On July 10, 1941, a few dozen local perpetrators burned alive more than 300 Jews in a barn in the village of Jedwabne.
Markowski recalled that his predecessor, Bishop Mieczysław Cisło, had said that if the Nostra Aetate Declaration, on the relationship of the Church to non-Christian religions, was announced in 1939, there would not have been a pogrom in Jedwabne or in Kielce in 1946, or perhaps there would not have been the Holocaust.
Emil Jeżowski, from Israel’s embassy, read a letter from Israel’s Ambassador to Poland Anna Azari, in which she emphasized that Israel remains friendly as it watches the difficult path being taken by Poland to learn its history.

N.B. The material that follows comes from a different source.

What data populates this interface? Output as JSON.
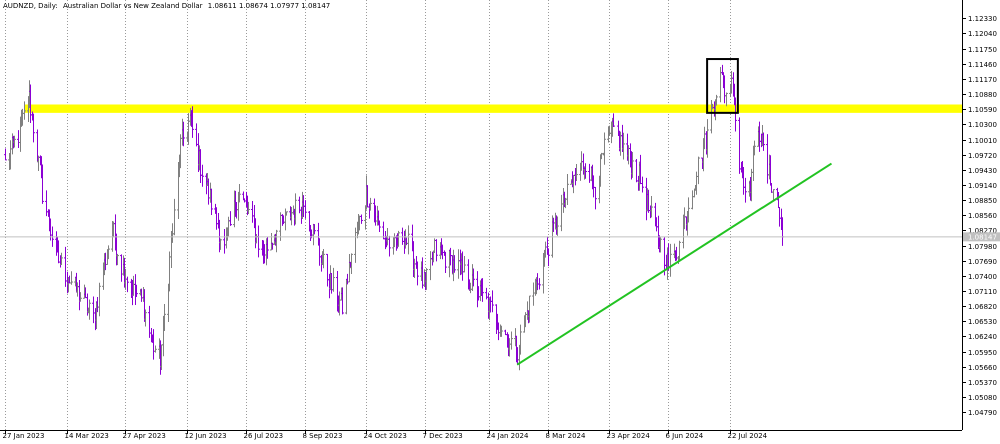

“The demands of our religion are for us to remember and not forget,” said Anna Chipczyńska, chairman of the board of the Warsaw Jewish Community, who was attended to during the ceremony for the first time by a bodyguard.
The ceremony also was attended by, among others, Mateusz Szpytma, deputy president of the Institute of National Remembrance; Wojciech Kolarski of the Chancellery of the President Andrzej Duda; Aaron Fishman of the U.S. Embassy, and Rolf Nikel, Germany’s ambassador to Poland.
Isaac Lewin, whose family was murdered during the pogrom, came from Israel to recite the Kaddish prayer at the site, as he does every year.
A monument commemorates the events.
The pogrom was described in detail by Jan Tomasz Gross in his 2000 book “Neighbors”. The Institute of National Remembrance began an investigation into the pogrom, but three years later the investigation was discontinued, and Polish nationalists have tried to discredit Gross and blame the pogrom on communists and the Nazis.
In 2001, President Aleksander Kwaśniewski apologized for the pogrom on behalf of him and Polish people “whose conscience is touched” by the crime.